Compassion praises M&S for leading the market for higher welfare chicken in the UK – in what constitutes one of the biggest shifts in chicken welfare for over a decade – by presenting them with their prestigious Special Recognition Award, as part of their 2021 Good Farm Animal Welfare Awards.

The RSPCA has now urged other supermarkets to follow suit - as new polling by Savanta ComRes for the charity reveals 69% of UK adults believe supermarkets should improve meat chicken welfare as part of their sustainability goals.

RSPCA chief executive Chris Sherwood said: "We are delighted that M&S has made this fantastic commitment to animal welfare, which will make them the leading retailer in the UK on chicken welfare.

"By switching to RSPCA Assured, M&S can assure their customers that they are buying higher welfare chicken, reared to the RSPCA’s higher standards - throughout their entire range. It’s a landmark achievement for animal welfare and a formidable step from M&S, which we hope will set a leading example for others in the sector."

Currently, Waitrose is the only other British retailer to have signed up to the BCC, and although there has been great traction in the food service sector with major brands like KFC, Nando’s and Burger King signing up, transition and roll out is still slow to materialise.

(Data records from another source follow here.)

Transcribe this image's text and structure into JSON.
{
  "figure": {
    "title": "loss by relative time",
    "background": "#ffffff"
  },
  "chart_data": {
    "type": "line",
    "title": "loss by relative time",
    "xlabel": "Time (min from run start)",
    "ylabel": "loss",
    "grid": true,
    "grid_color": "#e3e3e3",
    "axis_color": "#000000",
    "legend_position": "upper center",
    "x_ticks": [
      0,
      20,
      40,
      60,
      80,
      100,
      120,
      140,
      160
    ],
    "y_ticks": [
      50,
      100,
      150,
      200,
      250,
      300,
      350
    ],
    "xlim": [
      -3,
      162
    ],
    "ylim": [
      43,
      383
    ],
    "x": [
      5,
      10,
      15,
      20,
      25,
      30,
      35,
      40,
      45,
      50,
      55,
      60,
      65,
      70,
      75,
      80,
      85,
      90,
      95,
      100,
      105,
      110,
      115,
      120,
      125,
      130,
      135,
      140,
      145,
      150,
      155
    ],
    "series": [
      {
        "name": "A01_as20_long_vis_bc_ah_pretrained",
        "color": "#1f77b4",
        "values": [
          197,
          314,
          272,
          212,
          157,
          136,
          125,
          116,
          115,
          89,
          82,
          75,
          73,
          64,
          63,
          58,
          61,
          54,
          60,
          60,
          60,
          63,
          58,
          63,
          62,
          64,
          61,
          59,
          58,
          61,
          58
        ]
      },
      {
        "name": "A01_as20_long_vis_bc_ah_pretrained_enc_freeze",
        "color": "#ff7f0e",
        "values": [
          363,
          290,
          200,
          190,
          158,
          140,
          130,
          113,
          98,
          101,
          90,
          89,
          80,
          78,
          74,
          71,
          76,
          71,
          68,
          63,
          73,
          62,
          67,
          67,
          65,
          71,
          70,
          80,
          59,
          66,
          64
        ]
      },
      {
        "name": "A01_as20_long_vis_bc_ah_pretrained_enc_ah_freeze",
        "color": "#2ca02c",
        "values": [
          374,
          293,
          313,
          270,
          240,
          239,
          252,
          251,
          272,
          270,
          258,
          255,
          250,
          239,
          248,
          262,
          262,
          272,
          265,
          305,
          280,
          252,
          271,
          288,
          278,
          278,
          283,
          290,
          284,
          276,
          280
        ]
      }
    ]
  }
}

For companies committed to introducing the new higher welfare standards for their chicken, time is ticking – much needs to be done to meet the 2026 deadline. Parent flocks need to be laid down and scaled-up, contracts need to be signed, product offerings may need to change, and the consumer needs to be brought on board.

Retailers, who dominate the sale of chicken in the UK, need to get on board with the BCC. All French retailers have signed up and in May, Carrefour Polska became the first retail chain in Poland to add their name to the list of BCC signatories, which is particularly significant as Poland is the largest producer of meat chickens in Europe.

The UK, which regards itself as a leader in animal welfare is in danger of rapidly falling behind the curve in Europe. The time is right to strengthen its position in the market and M&S is demonstrably leading the way.

Dr Tracey Jones, Director of Food Business at Compassion in World Farming said: “We congratulate M&S for the example they have set; the first retailer to sign up to the Better Chicken Commitment, the first to start transitioning supply, and the first to roll out entry-tier product on shelf with their ‘Oakham Gold’ fresh chicken. M&S wholeheartedly deserve their Special Recognition Award from us this year!

“It is imperative that other retailers and more food service businesses follow their lead, not just by signing up to the BCC but by acting on it. Making commitments across the entire supply chain is a major step towards raising baseline standards, but only once concrete plans and contracts with suppliers are in place will the market truly move forwards and affect real change for chickens.”